We have not seen, as a matter of fact, a single comprehensive sex ed program that gives accurate data about the effectiveness of condoms and the failure rates of condoms. That is where I think that the abstinence programs are more comprehensive than the comprehensive programs, because they are actually more truthful. The kids need to know what they can and cannot expect from condoms. As a matter of fact, it's real easy to tell. That's what's so confusing about it when they won't do it. If condoms are used 100% of the time, condoms reduce the risk of HIV by 85%. If they are used 100% of the time they reduce the risk of common diseases for kids, for example, herpes and syphilis and gonorrhea and chlamydia by about 50%. And as far as HPV goes, there is no evidence that condoms reduce the risk of HPV infection at all. It is the most common viral infection. There is one study that came out last year that showed there is some decreased incidence of HPV for guys, but it is only a study. Most studies show no decreased risk of infection from HPV even when condoms are used every single time.

Except for herpes and HIV, if condoms are not used 100% of the time, there is no evidence that they provide any risk reduction at all for things like chlamydia -- which is, for a reproductive medicine guy like I am, the most horrendous disease a woman can get, because it is what is associated so much in fertility. STD are the most common reason for infertility in America today.

And by the way, most of those studies on condoms were only carried out for a year or two. So if a kid at 16 starts having sex, they usually are not going to stop. They'll then have sex, you know, off and on for the next few years, of which, as time goes by, there probably is a higher failure rate of condoms in college as young adults if they continue the sexual behavior.

We really do have this epidemic. So we believe that for their best health, young people shouldn't be involved sexually. It's just like we recommend that they not be using drugs. And that, obviously applying to the homosexual youth too, that they shouldn't be involved sexually either as far as their health is concerned. We're talking pure health, not morals or values here, but just as far as their health is concerned.

POV: What advice would you give to parents?

McIlhaney: Well, first I would want them to be aware of how much disease there is among the adolescent population. If your kid starts getting sexually involved, among that group of kids that are doing that, there is a lot of disease and the child probably will ultimately get infected with one of these things.

Most kids do not even know what the values of their parents are or what is expected of them in the area of risky behavior. They pretty well know it about tobacco and drugs, but they don't know it about sex. It's just as important for parents to communicate their values about this. Parents need to make clear what they expect the kids to do and not do in this area.

The Adolescent Health Study -- the biggest study ever done on adolescent behavior in America -- showed that kids who are most likely to avoid risky behaviors, were those who had a good connectiveness with their parents. And connectiveness was defined very clearly. The fact that the parents were there when the kids got up in the morning, they were there when they came home from school, they were there with them for meals in the evening and they were there when they went to bed.

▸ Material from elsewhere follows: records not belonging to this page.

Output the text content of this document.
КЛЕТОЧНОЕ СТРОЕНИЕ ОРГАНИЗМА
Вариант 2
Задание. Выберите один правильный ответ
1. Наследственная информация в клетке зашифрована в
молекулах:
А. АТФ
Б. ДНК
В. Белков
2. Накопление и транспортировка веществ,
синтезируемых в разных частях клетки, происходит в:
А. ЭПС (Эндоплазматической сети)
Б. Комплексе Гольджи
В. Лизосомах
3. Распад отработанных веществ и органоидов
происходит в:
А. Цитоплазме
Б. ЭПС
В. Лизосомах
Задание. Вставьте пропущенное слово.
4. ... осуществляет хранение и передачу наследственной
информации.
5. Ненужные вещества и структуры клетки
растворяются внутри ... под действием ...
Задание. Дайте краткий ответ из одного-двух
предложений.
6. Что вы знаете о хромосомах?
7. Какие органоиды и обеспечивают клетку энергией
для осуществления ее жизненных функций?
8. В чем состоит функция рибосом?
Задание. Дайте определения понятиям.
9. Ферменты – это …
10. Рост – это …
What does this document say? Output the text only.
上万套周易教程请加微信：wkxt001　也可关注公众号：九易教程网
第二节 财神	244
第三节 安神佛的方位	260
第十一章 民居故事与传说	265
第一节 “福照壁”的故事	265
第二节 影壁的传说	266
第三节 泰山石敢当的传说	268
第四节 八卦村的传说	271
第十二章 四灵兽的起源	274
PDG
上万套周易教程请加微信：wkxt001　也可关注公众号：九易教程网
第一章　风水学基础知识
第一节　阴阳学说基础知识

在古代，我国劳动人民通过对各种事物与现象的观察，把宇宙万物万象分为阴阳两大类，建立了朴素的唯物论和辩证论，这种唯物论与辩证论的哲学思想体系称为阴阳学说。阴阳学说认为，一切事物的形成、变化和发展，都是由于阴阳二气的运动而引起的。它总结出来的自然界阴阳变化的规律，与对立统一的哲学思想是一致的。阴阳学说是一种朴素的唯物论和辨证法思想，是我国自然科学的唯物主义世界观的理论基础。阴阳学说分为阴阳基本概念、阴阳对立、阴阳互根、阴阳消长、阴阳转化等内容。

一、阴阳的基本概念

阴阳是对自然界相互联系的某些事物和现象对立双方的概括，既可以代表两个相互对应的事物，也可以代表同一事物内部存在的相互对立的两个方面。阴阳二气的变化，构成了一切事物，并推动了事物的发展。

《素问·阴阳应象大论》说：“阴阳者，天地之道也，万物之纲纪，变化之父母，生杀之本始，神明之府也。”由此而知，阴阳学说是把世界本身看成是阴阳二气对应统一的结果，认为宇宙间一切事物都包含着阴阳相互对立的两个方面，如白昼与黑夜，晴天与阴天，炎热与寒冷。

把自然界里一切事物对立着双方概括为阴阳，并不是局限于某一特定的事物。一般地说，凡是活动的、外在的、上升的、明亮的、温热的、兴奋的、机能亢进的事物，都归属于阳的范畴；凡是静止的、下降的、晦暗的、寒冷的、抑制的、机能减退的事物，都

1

So I would advocate that parents do that with their kids. Be there with them. Communicate your values and what you expect, and then support your kids in making good decisions. Then applaud them.

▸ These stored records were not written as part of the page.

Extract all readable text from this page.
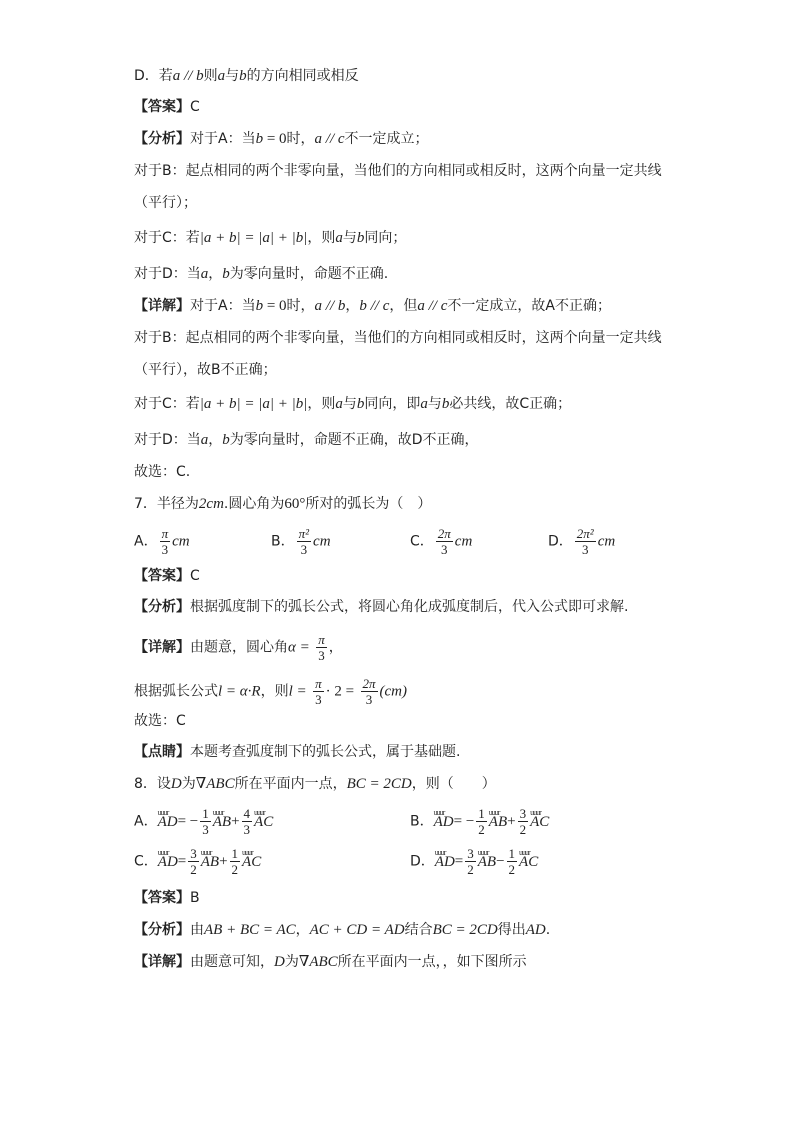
D．若a // b则a与b的方向相同或相反
【答案】C
【分析】对于A：当b = 0时，a // c不一定成立；
对于B：起点相同的两个非零向量，当他们的方向相同或相反时，这两个向量一定共线
（平行）；
对于C：若|a + b| = |a| + |b|，则a与b同向；
对于D：当a，b为零向量时，命题不正确.
【详解】对于A：当b = 0时，a // b，b // c，但a // c不一定成立，故A不正确；
对于B：起点相同的两个非零向量，当他们的方向相同或相反时，这两个向量一定共线
（平行），故B不正确；
对于C：若|a + b| = |a| + |b|，则a与b同向，即a与b必共线，故C正确；
对于D：当a，b为零向量时，命题不正确，故D不正确，
故选：C.
7．半径为2cm.圆心角为60°所对的弧长为（　）
A． $\frac{\pi}{3}$ cm	B． $\frac{\text{π²}}{3}$ cm	C． $\frac{2\pi}{3}$ cm	D． $\frac{\text{2π²}}{3}$ cm
【答案】C
【分析】根据弧度制下的弧长公式，将圆心角化成弧度制后，代入公式即可求解.
【详解】由题意，圆心角$\alpha = \frac{\pi}{3}$ ，
根据弧长公式l = α·R，则$l = \frac{\pi}{3} \cdot 2 = \frac{2\pi}{3} (cm)$
故选：C
【点睛】本题考查弧度制下的弧长公式，属于基础题.
8．设D为∇ABC所在平面内一点，BC = 2CD，则（　　）
A．uuur $AD= - \frac{1}{3}$ uuur $AB+ \frac{4}{3}$ uuur AC	B．uuur $AD= - \frac{1}{2}$ uuur $AB+ \frac{3}{2}$ uuur AC
C．uuur $AD= \frac{3}{2}$ uuur $AB+ \frac{1}{2}$ uuur AC	D．uuur $AD= \frac{3}{2}$ uuur $AB- \frac{1}{2}$ uuur AC
【答案】B
【分析】由AB + BC = AC，AC + CD = AD结合BC = 2CD得出AD.
【详解】由题意可知，D为∇ABC所在平面内一点，，如下图所示
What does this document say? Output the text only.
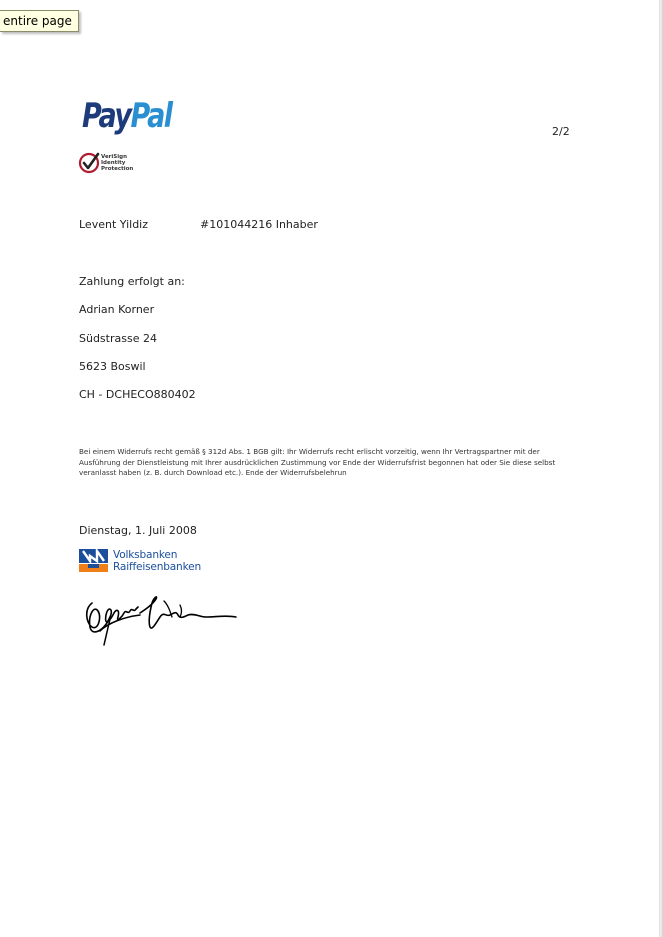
entire page
PayPal	2/2
VeriSign
Identity
Protection
Levent Yildiz	#101044216 Inhaber
Zahlung erfolgt an:
Adrian Korner
Südstrasse 24
5623 Boswil
CH - DCHECO880402
Bei einem Widerrufs recht gemäß § 312d Abs. 1 BGB gilt: Ihr Widerrufs recht erlischt vorzeitig, wenn Ihr Vertragspartner mit der Ausführung der Dienstleistung mit Ihrer ausdrücklichen Zustimmung vor Ende der Widerrufsfrist begonnen hat oder Sie diese selbst veranlasst haben (z. B. durch Download etc.). Ende der Widerrufsbelehrun
Dienstag, 1. Juli 2008
Volksbanken
Raiffeisenbanken
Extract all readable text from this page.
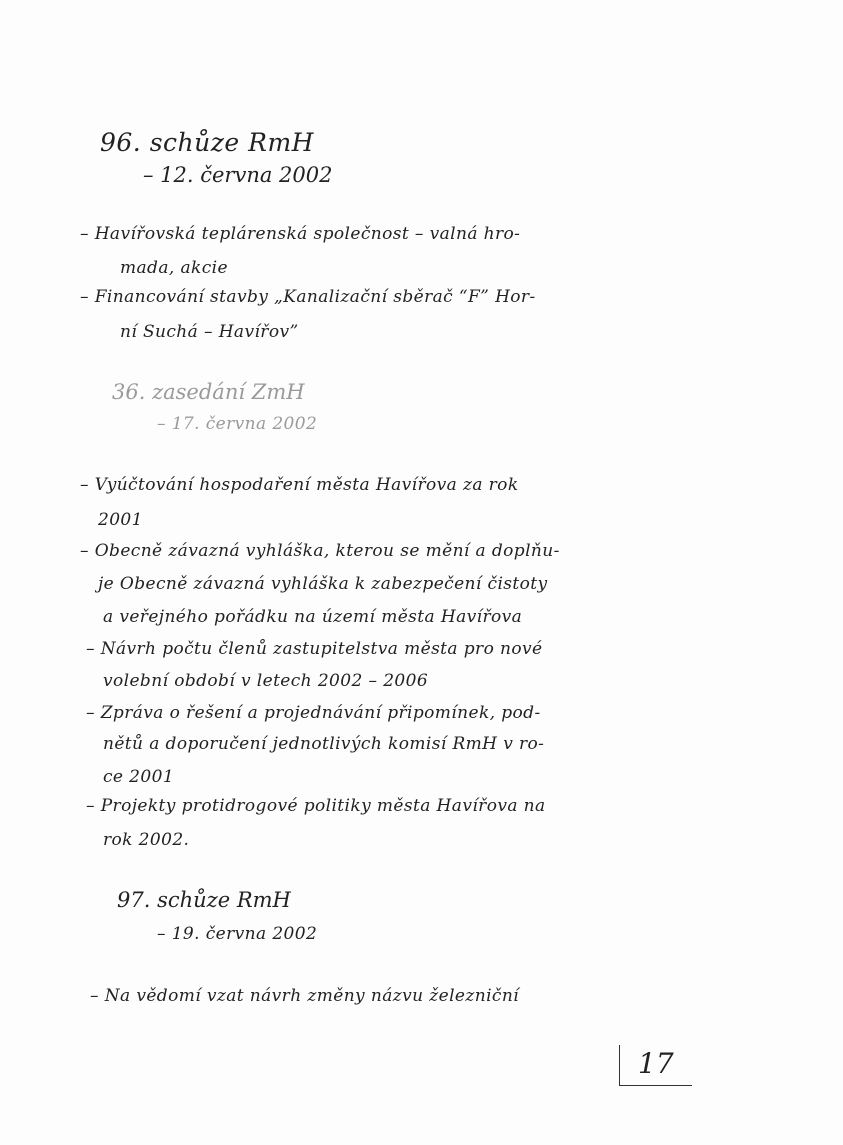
96. schůze RmH
– 12. června 2002
– Havířovská teplárenská společnost – valná hro-
mada, akcie
– Financování stavby „Kanalizační sběrač “F” Hor-
ní Suchá – Havířov”
36. zasedání ZmH
– 17. června 2002
– Vyúčtování hospodaření města Havířova za rok
2001
– Obecně závazná vyhláška, kterou se mění a doplňu-
je Obecně závazná vyhláška k zabezpečení čistoty
a veřejného pořádku na území města Havířova
– Návrh počtu členů zastupitelstva města pro nové
volební období v letech 2002 – 2006
– Zpráva o řešení a projednávání připomínek, pod-
nětů a doporučení jednotlivých komisí RmH v ro-
ce 2001
– Projekty protidrogové politiky města Havířova na
rok 2002.
97. schůze RmH
– 19. června 2002
– Na vědomí vzat návrh změny názvu železniční
17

Joe S. McIlhaney, Jr., MD, is a board-certified obstetrician/gynecologist who resides in Austin, Texas, with his wife, Marion. In 1995, he left his private practice of 28 years to devote his full-time attention to working with the Medical Institute for Sexual Health, a non-profit medical/educational research organization he established in 1992. In December 2001 Dr. McIlhaney was appointed to the Presidential Advisory Council on HIV/AIDS, and he is currently serving as an active participant.